Lane doesn’t address just what form that lobbying should take. When public employees have been forbidden from collective bargaining, they’ve been known to strike, however illegal that may be. It’s certainly the path that Chinese employees of state-owned and –supported companies have taken in recent years. In the U.S., before they were allowed to bargain collectively, it was the path taken by a range of public-sector workers, including the cops in Boston and the sanitation workers in Memphis. When such actions are illegal, it goes without saying that no worker is legally compelled to support them, as they are compelled to support their unions for collective bargaining purposes when collective bargaining is legal, and when their unions have won the support of a majority of their co-workers and are engaged in negotiating and administering a contract. Of course, workers strike when collective bargaining is legal, too, but those strikes are confined to periods when they’re working without contracts. Strikes also tend to be less intense, and their repression less violent, when they’re legally permissible.

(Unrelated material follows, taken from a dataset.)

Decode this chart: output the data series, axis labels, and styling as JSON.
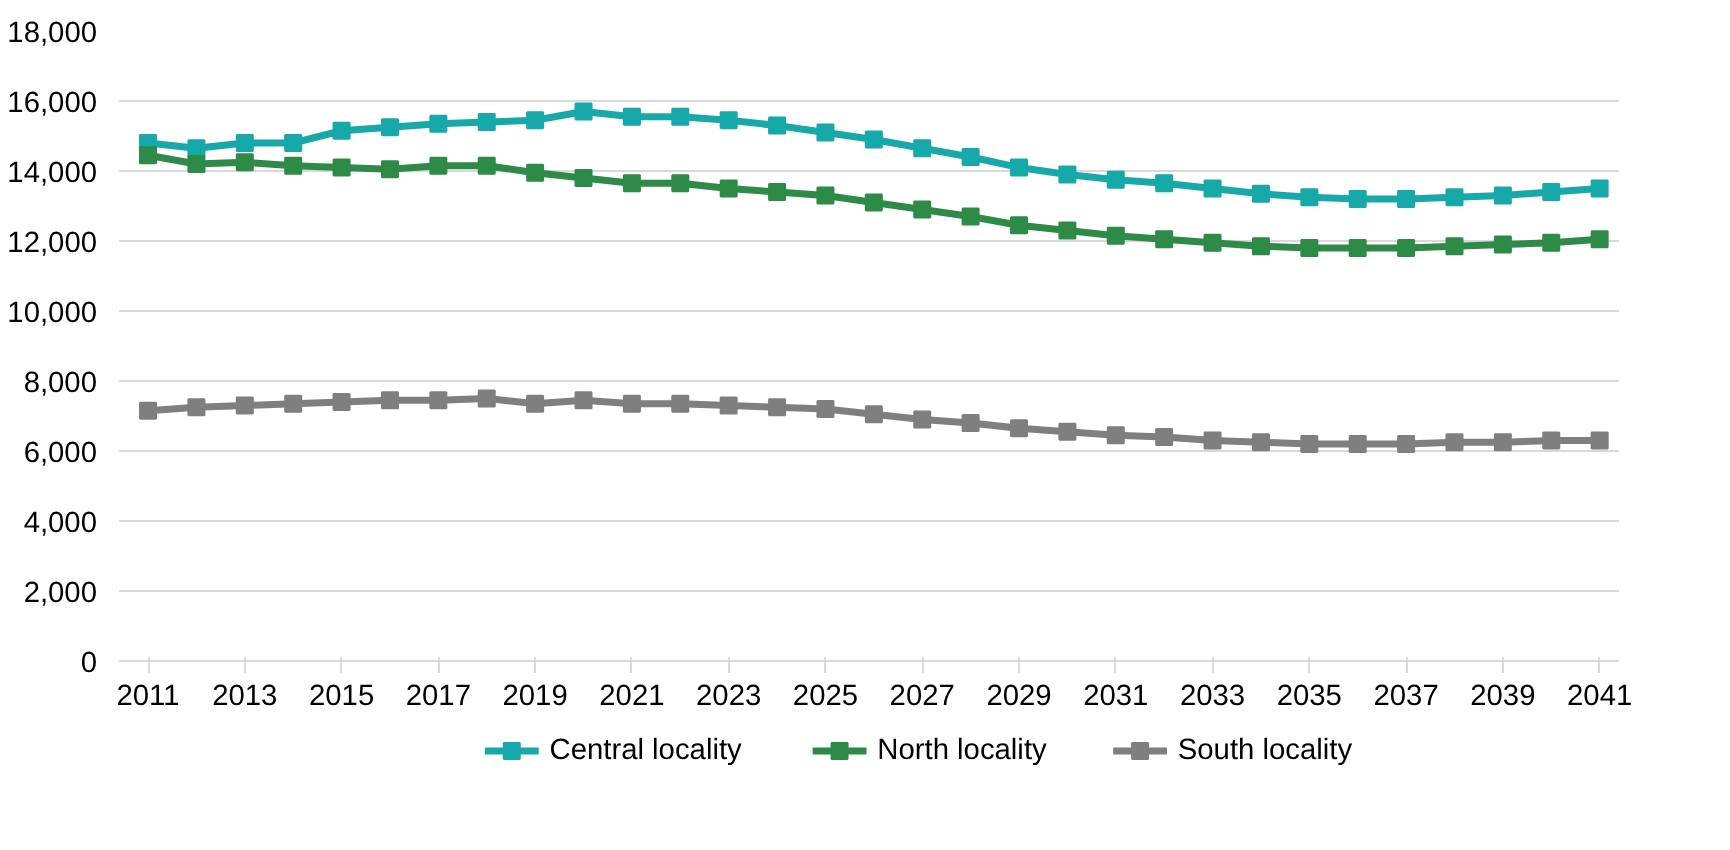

These are contingencies Lane doesn’t address. We may infer, I suppose, that he thinks public employees should be as forbidden from striking as they would be from bargaining collectively. But he should know that workers banded together usually don’t win anything save through collective bargaining or striking, and that sooner or later, workers denied the right to bargain collectively will go in for work stoppages and the like. It’s not clear if Lane is okay with that, or if he thinks such strikes should be suppressed, if needs be by force.
Lane also takes issue with my last week’s column in defense of public employee unions and its “argument … that public-employee unions, with their large campaign donations and political staffs, have become ‘the all-around linchpin of the modern Democratic Party’ and the progressive causes for which it stands.” In fact, the reason the Democratic Party takes progressive stands is often due to union pressure on issues that actually have little or nothing to do with the interests of unions. The AFL-CIO, for instance, began calling for the legalization of undocumented immigrants in 1999, well before it became the Democrats’ priority, and the Service Employees International Union has funded and organized many pro-immigrant campaigns. Unions, both public and private, played a key role in the fight to better regulate Wall Street, and the campaign to eliminate the cloture requirement to confirm presidential nominees and pass legislation in the Senate. No organizations can even approach the record of unions in turning out minority and working-class voters in elections. Without such efforts, it’s hard to envision how progressive legislation of any kind could be enacted.
For all that we may differ on collective bargaining for public employees, however, I note with some hope that Lane affirms the importance of collective bargaining in the private sector. In recent decades, as Lane must surely know, private-sector employers confronting the efforts of their employees to unionize have violated the law with complete and increasing impunity in their usually successful efforts to thwart their workers’ wishes. I welcome, then, Lane’s affirmation of this fundamental American right, and look forward to his joining me and others who seek to reform labor law and stiffen the penalties for employer violations, so that workers can join unions without fear of being fired. See you on the barricades, Chuck.